LORS DU FATIDIQUE sommet de Bucarest que nous avons évoqué au chapitre précédent, se tint une session du Conseil OTAN-Russie. À cette occasion, une source appartenant à l’un des pays membres de l’Alliance, citée par le quotidien russe Kommersant, relata l’épisode suivant [1] :
« [Vladimir Poutine a déclaré au Président Bush] : ‘Tu comprends bien, George, que l’Ukraine n’est même pas un pays ! C’est quoi, l’Ukraine ? Une partie de son territoire, c’est l’Europe de l’Est, et l’autre partie, qui n’est pas négligeable, c’est nous qui lui avons donnée !’ Et à ce point, il fit comprendre par une allusion transparente que, si l’Ukraine était malgré tout admise à l’OTAN, elle mettrait tout simplement fin à son existence. C’est-à-dire qu’en fait il avait menacé d’entreprendre l’annexion de la Crimée et de l’Est de l’Ukraine. »
Ce propos, qui dès 2008 laissait transparaître la conception du maître du Kremlin au sujet de son voisin du sud, a pour nous le mérite de poser la question centrale de la consistance de l’Ukraine en tant qu’État. Vladimir Poutine a fait le pari de la validité de cette conception, et c’est bien là que se joue l’issue du conflit.
Dans les faits, la construction de l’État ukrainien depuis 1991 a dû faire face aux contraintes d’une société profondément marquée par son passé russe et soviétique, ainsi qu’à un clivage bien visible entre les parties orientale et occidentale de son territoire. Est-il pour autant condamné à la désunion, à la stagnation, et à l’impuissance diplomatique ?
L’Ukraine, partie du monde russe ?
Dans mon premier ouvrage [2], achevé au début de 2013, j’avançais l’idée selon laquelle l’Ukraine fait partie du monde russe – avec des réserves qui tiennent à la variété des influences qui s’y sont exercées, sur lesquelles nous reviendrons.

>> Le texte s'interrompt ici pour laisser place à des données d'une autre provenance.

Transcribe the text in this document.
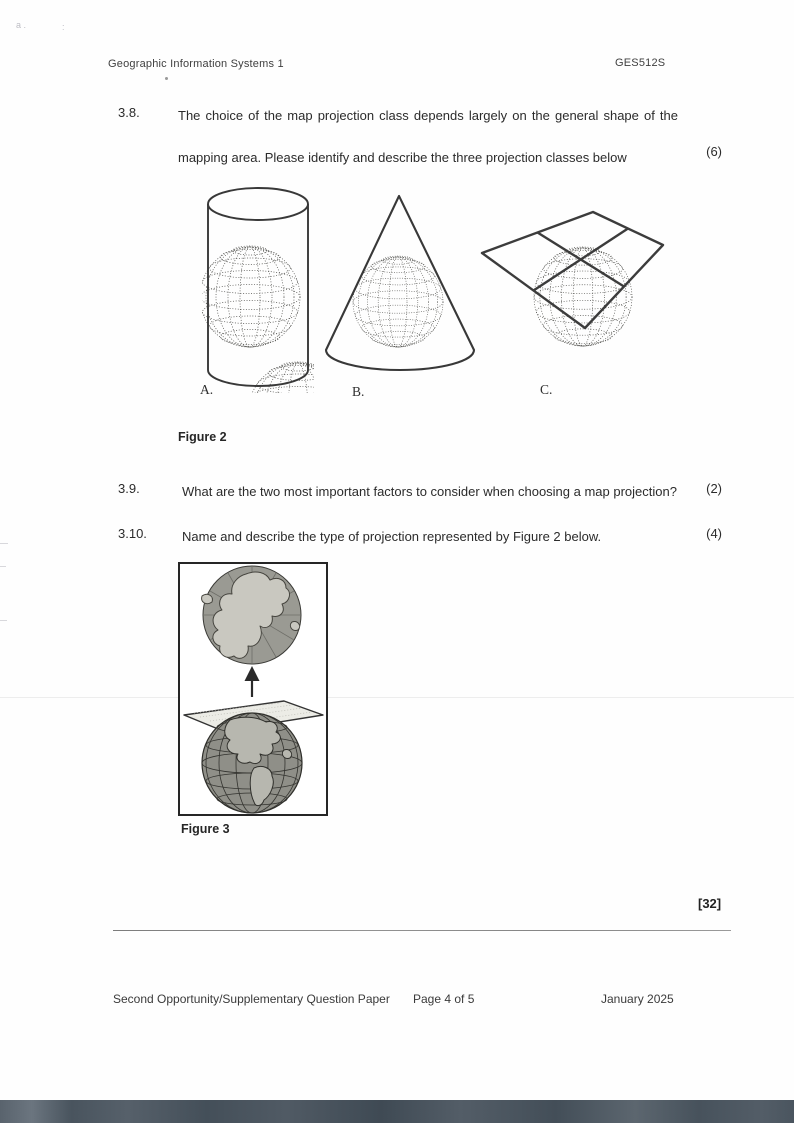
a .	:
Geographic Information Systems 1	GES512S
3.8.	The choice of the map projection class depends largely on the general shape of the
mapping area. Please identify and describe the three projection classes below	(6)
A.	B.	C.
Figure 2
3.9.	What are the two most important factors to consider when choosing a map projection?	(2)
3.10.	Name and describe the type of projection represented by Figure 2 below.	(4)
Figure 3
[32]
Second Opportunity/Supplementary Question Paper Page 4 of 5	January 2025
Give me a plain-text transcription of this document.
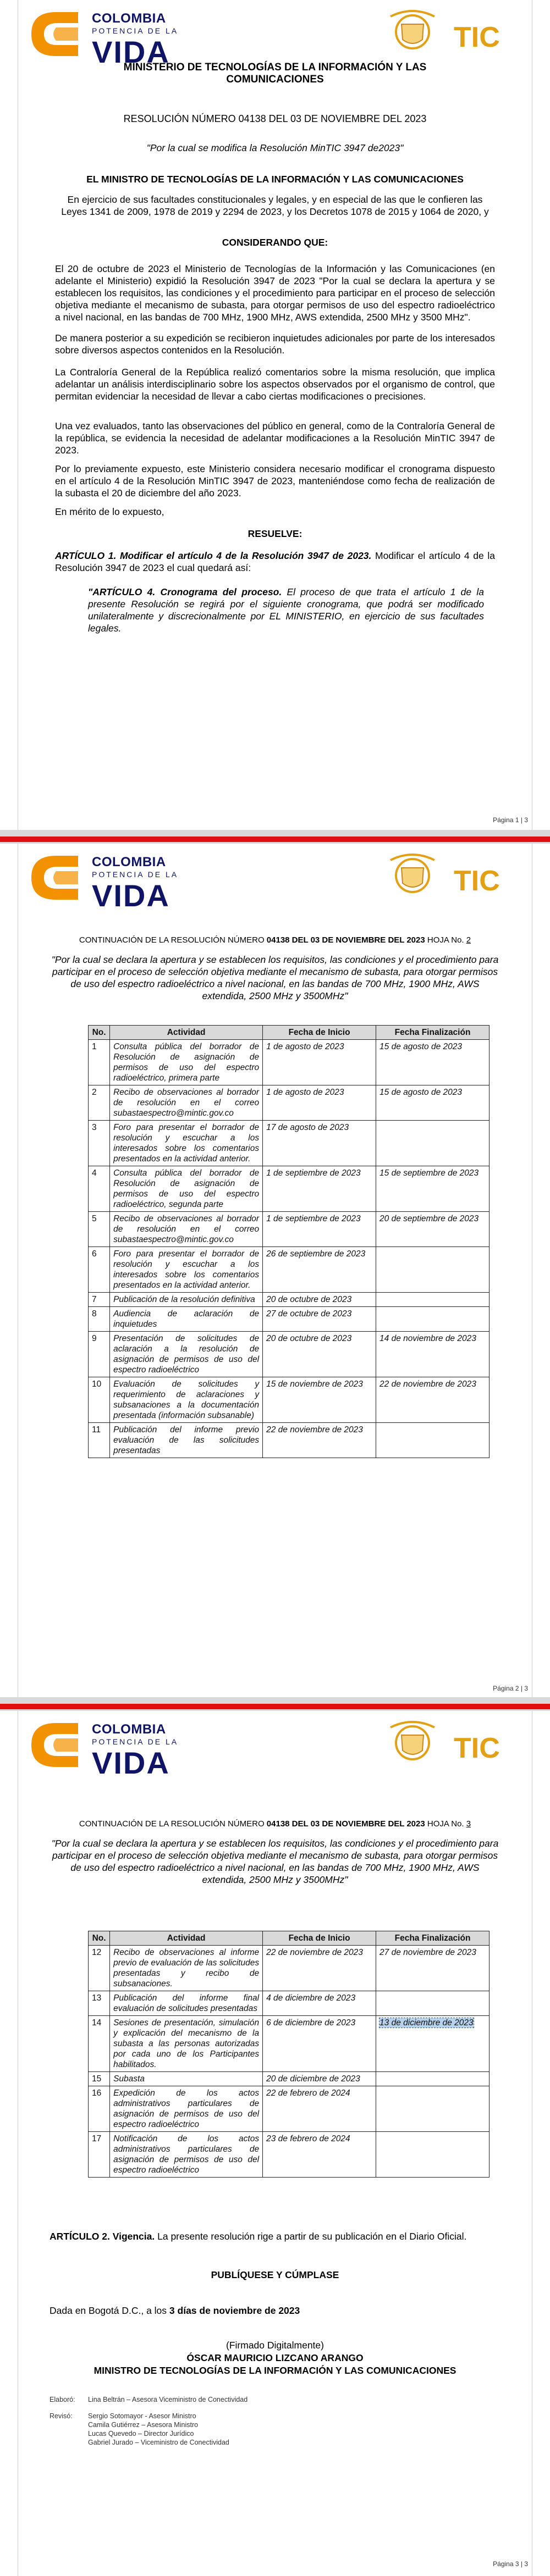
COLOMBIA
POTENCIA DE LA
VIDA	TIC
MINISTERIO DE TECNOLOGÍAS DE LA INFORMACIÓN Y LAS COMUNICACIONES
RESOLUCIÓN NÚMERO 04138 DEL 03 DE NOVIEMBRE DEL 2023
"Por la cual se modifica la Resolución MinTIC 3947 de2023"
EL MINISTRO DE TECNOLOGÍAS DE LA INFORMACIÓN Y LAS COMUNICACIONES
En ejercicio de sus facultades constitucionales y legales, y en especial de las que le confieren las Leyes 1341 de 2009, 1978 de 2019 y 2294 de 2023, y los Decretos 1078 de 2015 y 1064 de 2020, y
CONSIDERANDO QUE:
El 20 de octubre de 2023 el Ministerio de Tecnologías de la Información y las Comunicaciones (en adelante el Ministerio) expidió la Resolución 3947 de 2023 "Por la cual se declara la apertura y se establecen los requisitos, las condiciones y el procedimiento para participar en el proceso de selección objetiva mediante el mecanismo de subasta, para otorgar permisos de uso del espectro radioeléctrico a nivel nacional, en las bandas de 700 MHz, 1900 MHz, AWS extendida, 2500 MHz y 3500 MHz".
De manera posterior a su expedición se recibieron inquietudes adicionales por parte de los interesados sobre diversos aspectos contenidos en la Resolución.
La Contraloría General de la República realizó comentarios sobre la misma resolución, que implica adelantar un análisis interdisciplinario sobre los aspectos observados por el organismo de control, que permitan evidenciar la necesidad de llevar a cabo ciertas modificaciones o precisiones.
Una vez evaluados, tanto las observaciones del público en general, como de la Contraloría General de la república, se evidencia la necesidad de adelantar modificaciones a la Resolución MinTIC 3947 de 2023.
Por lo previamente expuesto, este Ministerio considera necesario modificar el cronograma dispuesto en el artículo 4 de la Resolución MinTIC 3947 de 2023, manteniéndose como fecha de realización de la subasta el 20 de diciembre del año 2023.
En mérito de lo expuesto,
RESUELVE:
ARTÍCULO 1. Modificar el artículo 4 de la Resolución 3947 de 2023. Modificar el artículo 4 de la Resolución 3947 de 2023 el cual quedará así:
"ARTÍCULO 4. Cronograma del proceso. El proceso de que trata el artículo 1 de la presente Resolución se regirá por el siguiente cronograma, que podrá ser modificado unilateralmente y discrecionalmente por EL MINISTERIO, en ejercicio de sus facultades legales.
Página 1 | 3
COLOMBIA
POTENCIA DE LA
VIDA	TIC
CONTINUACIÓN DE LA RESOLUCIÓN NÚMERO 04138 DEL 03 DE NOVIEMBRE DEL 2023 HOJA No. 2
"Por la cual se declara la apertura y se establecen los requisitos, las condiciones y el procedimiento para participar en el proceso de selección objetiva mediante el mecanismo de subasta, para otorgar permisos de uso del espectro radioeléctrico a nivel nacional, en las bandas de 700 MHz, 1900 MHz, AWS extendida, 2500 MHz y 3500MHz"
No.	Actividad	Fecha de Inicio	Fecha Finalización
1	Consulta pública del borrador de Resolución de asignación de permisos de uso del espectro radioeléctrico, primera parte	1 de agosto de 2023	15 de agosto de 2023
2	Recibo de observaciones al borrador de resolución en el correo subastaespectro@mintic.gov.co	1 de agosto de 2023	15 de agosto de 2023
3	Foro para presentar el borrador de resolución y escuchar a los interesados sobre los comentarios presentados en la actividad anterior.	17 de agosto de 2023	
4	Consulta pública del borrador de Resolución de asignación de permisos de uso del espectro radioeléctrico, segunda parte	1 de septiembre de 2023	15 de septiembre de 2023
5	Recibo de observaciones al borrador de resolución en el correo subastaespectro@mintic.gov.co	1 de septiembre de 2023	20 de septiembre de 2023
6	Foro para presentar el borrador de resolución y escuchar a los interesados sobre los comentarios presentados en la actividad anterior.	26 de septiembre de 2023	
7	Publicación de la resolución definitiva	20 de octubre de 2023	
8	Audiencia de aclaración de inquietudes	27 de octubre de 2023	
9	Presentación de solicitudes de aclaración a la resolución de asignación de permisos de uso del espectro radioeléctrico	20 de octubre de 2023	14 de noviembre de 2023
10	Evaluación de solicitudes y requerimiento de aclaraciones y subsanaciones a la documentación presentada (información subsanable)	15 de noviembre de 2023	22 de noviembre de 2023
11	Publicación del informe previo evaluación de las solicitudes presentadas	22 de noviembre de 2023	
Página 2 | 3
COLOMBIA
POTENCIA DE LA
VIDA	TIC
CONTINUACIÓN DE LA RESOLUCIÓN NÚMERO 04138 DEL 03 DE NOVIEMBRE DEL 2023 HOJA No. 3
"Por la cual se declara la apertura y se establecen los requisitos, las condiciones y el procedimiento para participar en el proceso de selección objetiva mediante el mecanismo de subasta, para otorgar permisos de uso del espectro radioeléctrico a nivel nacional, en las bandas de 700 MHz, 1900 MHz, AWS extendida, 2500 MHz y 3500MHz"
No.	Actividad	Fecha de Inicio	Fecha Finalización
12	Recibo de observaciones al informe previo de evaluación de las solicitudes presentadas y recibo de subsanaciones.	22 de noviembre de 2023	27 de noviembre de 2023
13	Publicación del informe final evaluación de solicitudes presentadas	4 de diciembre de 2023	
14	Sesiones de presentación, simulación y explicación del mecanismo de la subasta a las personas autorizadas por cada uno de los Participantes habilitados.	6 de diciembre de 2023	13 de diciembre de 2023
15	Subasta	20 de diciembre de 2023	
16	Expedición de los actos administrativos particulares de asignación de permisos de uso del espectro radioeléctrico	22 de febrero de 2024	
17	Notificación de los actos administrativos particulares de asignación de permisos de uso del espectro radioeléctrico	23 de febrero de 2024	
ARTÍCULO 2. Vigencia. La presente resolución rige a partir de su publicación en el Diario Oficial.
PUBLÍQUESE Y CÚMPLASE
Dada en Bogotá D.C., a los 3 días de noviembre de 2023
(Firmado Digitalmente)
ÓSCAR MAURICIO LIZCANO ARANGO
MINISTRO DE TECNOLOGÍAS DE LA INFORMACIÓN Y LAS COMUNICACIONES
Elaboró:	Lina Beltrán – Asesora Viceministro de Conectividad
Revisó:	Sergio Sotomayor - Asesor Ministro
Camila Gutiérrez – Asesora Ministro
Lucas Quevedo – Director Jurídico
Gabriel Jurado – Viceministro de Conectividad
Página 3 | 3
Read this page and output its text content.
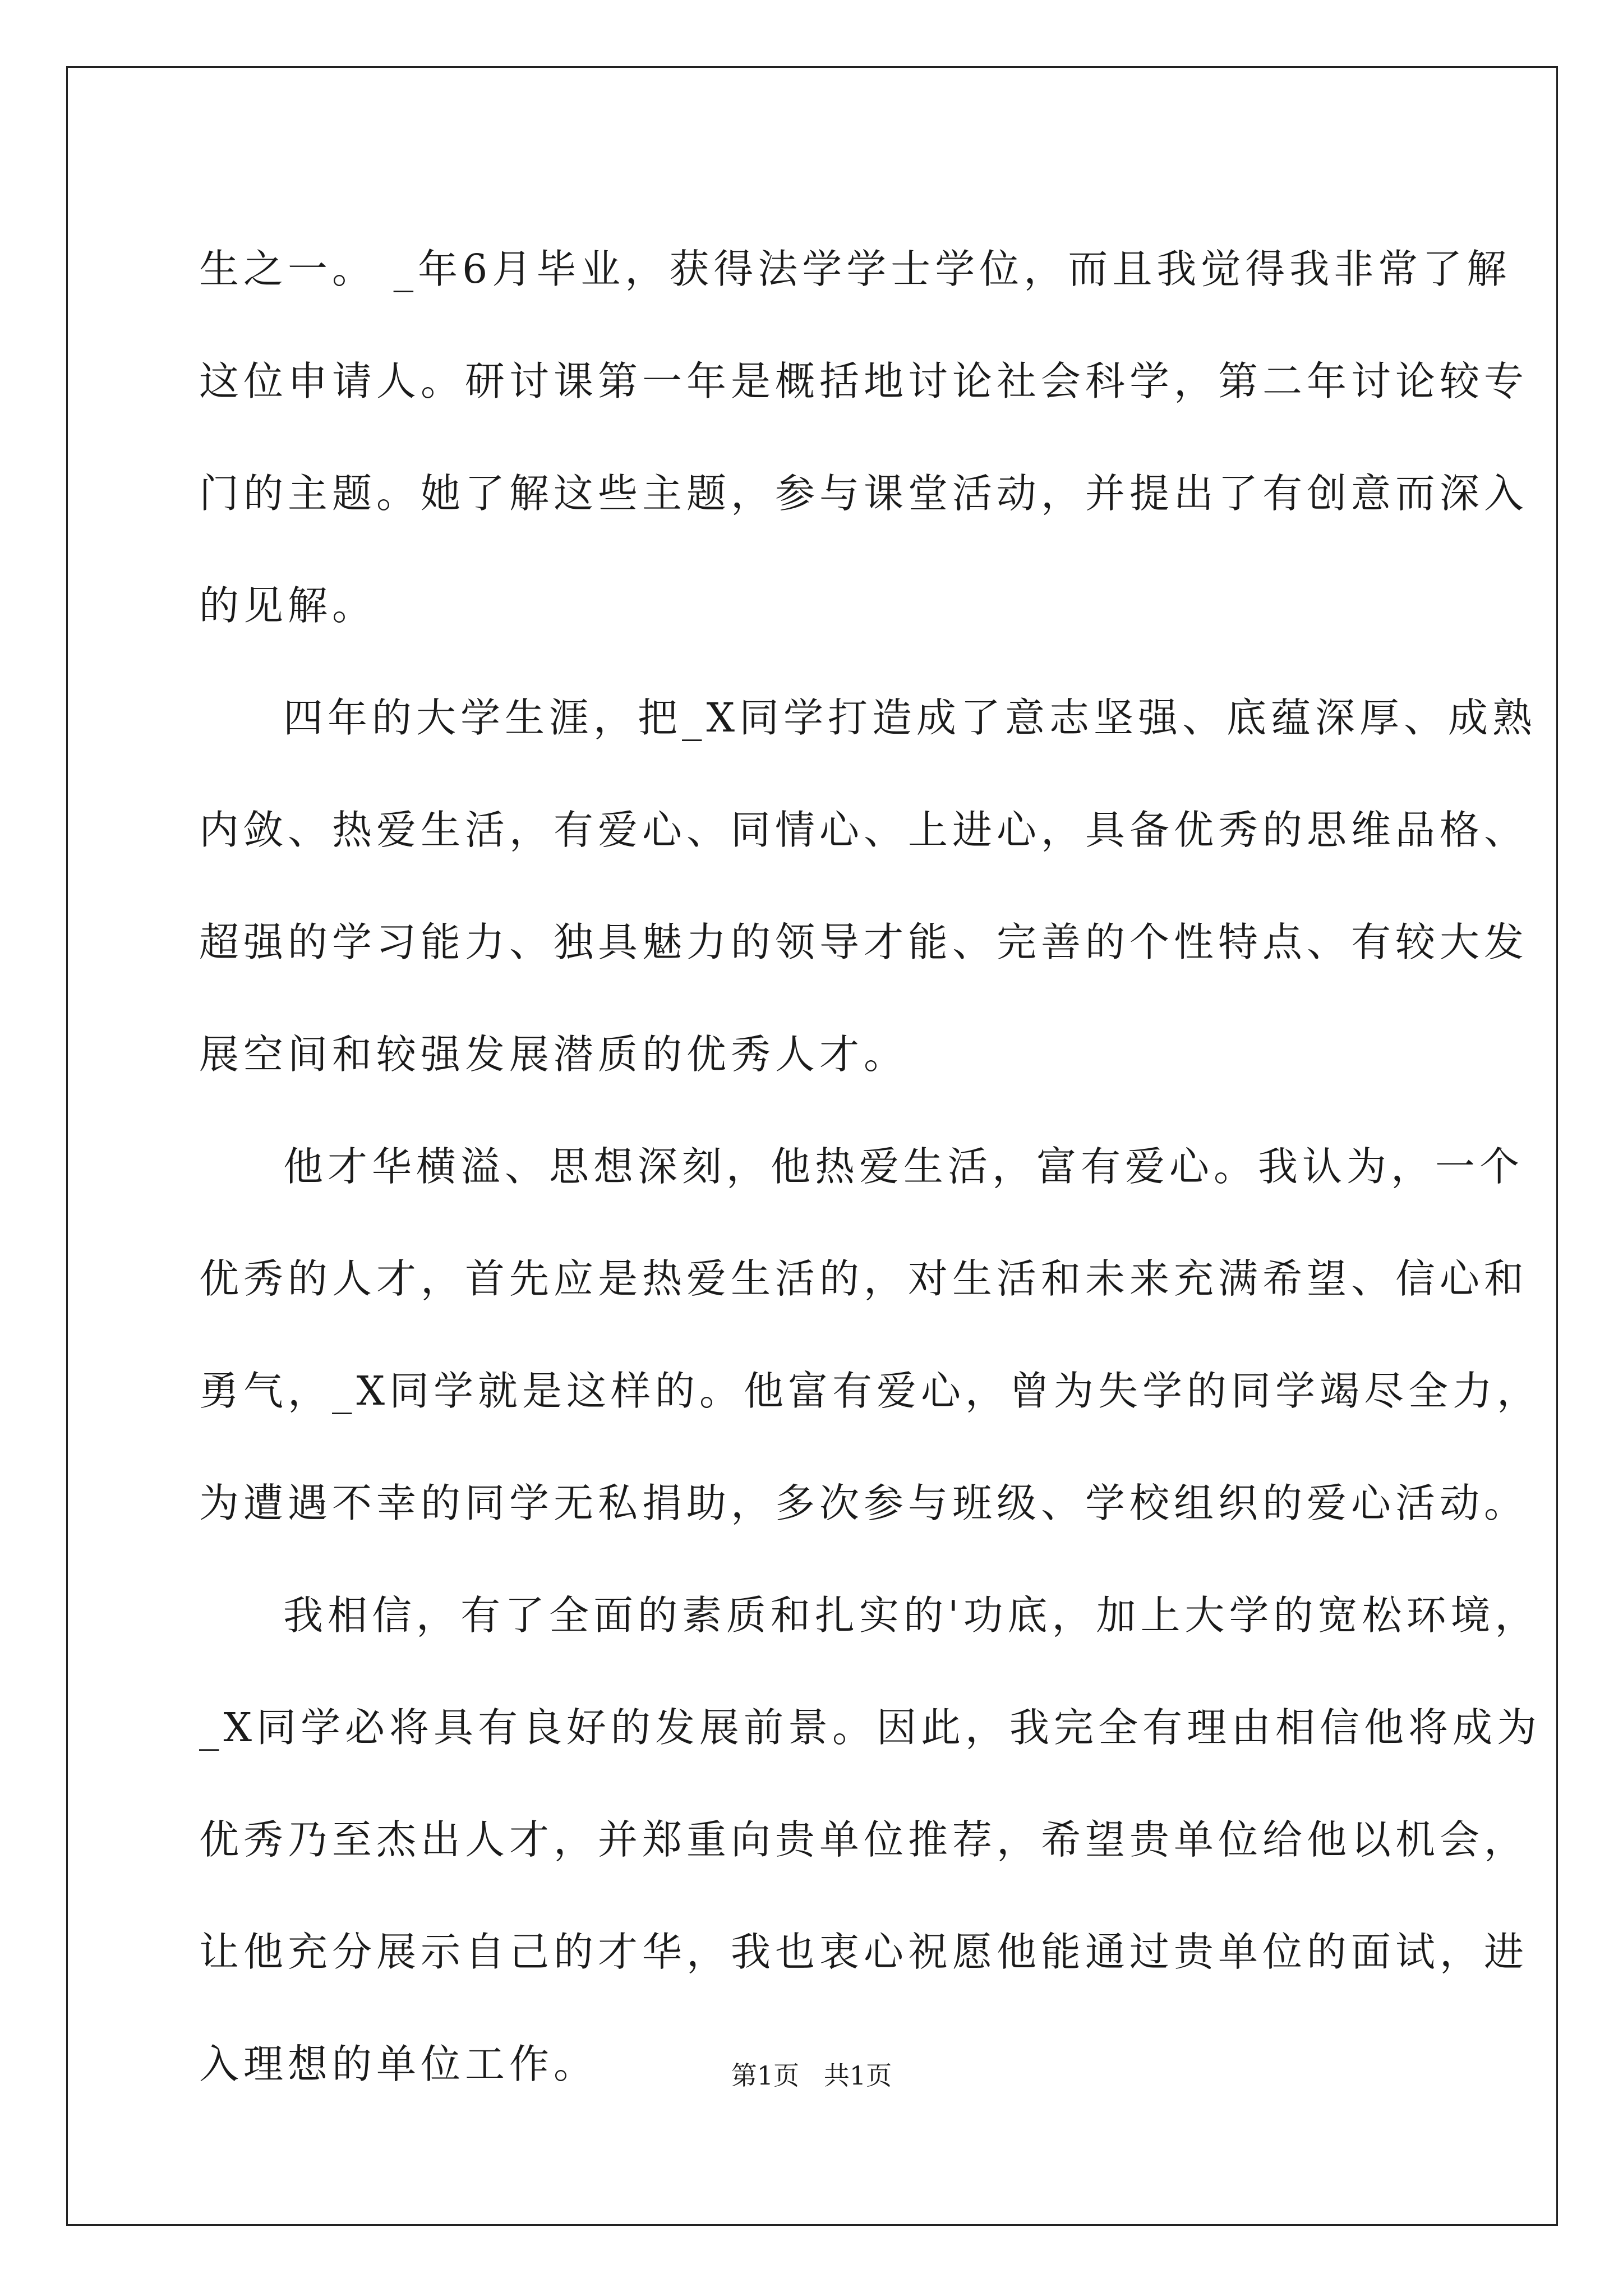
生之一。 _年6月毕业，获得法学学士学位，而且我觉得我非常了解
这位申请人。研讨课第一年是概括地讨论社会科学，第二年讨论较专
门的主题。她了解这些主题，参与课堂活动，并提出了有创意而深入
的见解。
四年的大学生涯，把_X同学打造成了意志坚强、底蕴深厚、成熟
内敛、热爱生活，有爱心、同情心、上进心，具备优秀的思维品格、
超强的学习能力、独具魅力的领导才能、完善的个性特点、有较大发
展空间和较强发展潜质的优秀人才。
他才华横溢、思想深刻，他热爱生活，富有爱心。我认为，一个
优秀的人才，首先应是热爱生活的，对生活和未来充满希望、信心和
勇气，_X同学就是这样的。他富有爱心，曾为失学的同学竭尽全力，
为遭遇不幸的同学无私捐助，多次参与班级、学校组织的爱心活动。
我相信，有了全面的素质和扎实的'功底，加上大学的宽松环境，
_X同学必将具有良好的发展前景。因此，我完全有理由相信他将成为
优秀乃至杰出人才，并郑重向贵单位推荐，希望贵单位给他以机会，
让他充分展示自己的才华，我也衷心祝愿他能通过贵单位的面试，进
入理想的单位工作。	第1页   共1页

C’était une autre époque : l’expression « monde russe » n’avait pas encore acquis sa notoriété d’aujourd’hui – celle d’un concept destiné à étayer les visées impérialistes du Kremlin à l’égard des territoires de l’Étranger proche peuplés de russophones. Mon propos, bien sûr, était tout autre : il visait à faire sentir une proximité en matière de culture politique, qui reste un élément clé de compréhension de la crise actuelle. De fait – c’est un point sur lequel nous reviendrons plus en détail – la violence de la réaction du Kremlin à la révolution en cours est une manifestation éclatante de ladite proximité, qui fait que tout succès de l’Euromaïdan [3] crée automatiquement un potentiel de déstabilisation en Russie.
Dans la vie quotidienne, la manifestation la plus évidente de cette communauté de destin est l’emprise effrayante de la corruption. Les classements de Transparency International (142ème rang sur 175 pays pour l’Ukraine, 136ème pour la Russie en 2014) et de Freedom House (voir tableau 1) reflètent un phénomène dont chacun sur place peut confirmer la prégnance. Quant à l’économie souterraine, elle représente au moins 40 % du total [4].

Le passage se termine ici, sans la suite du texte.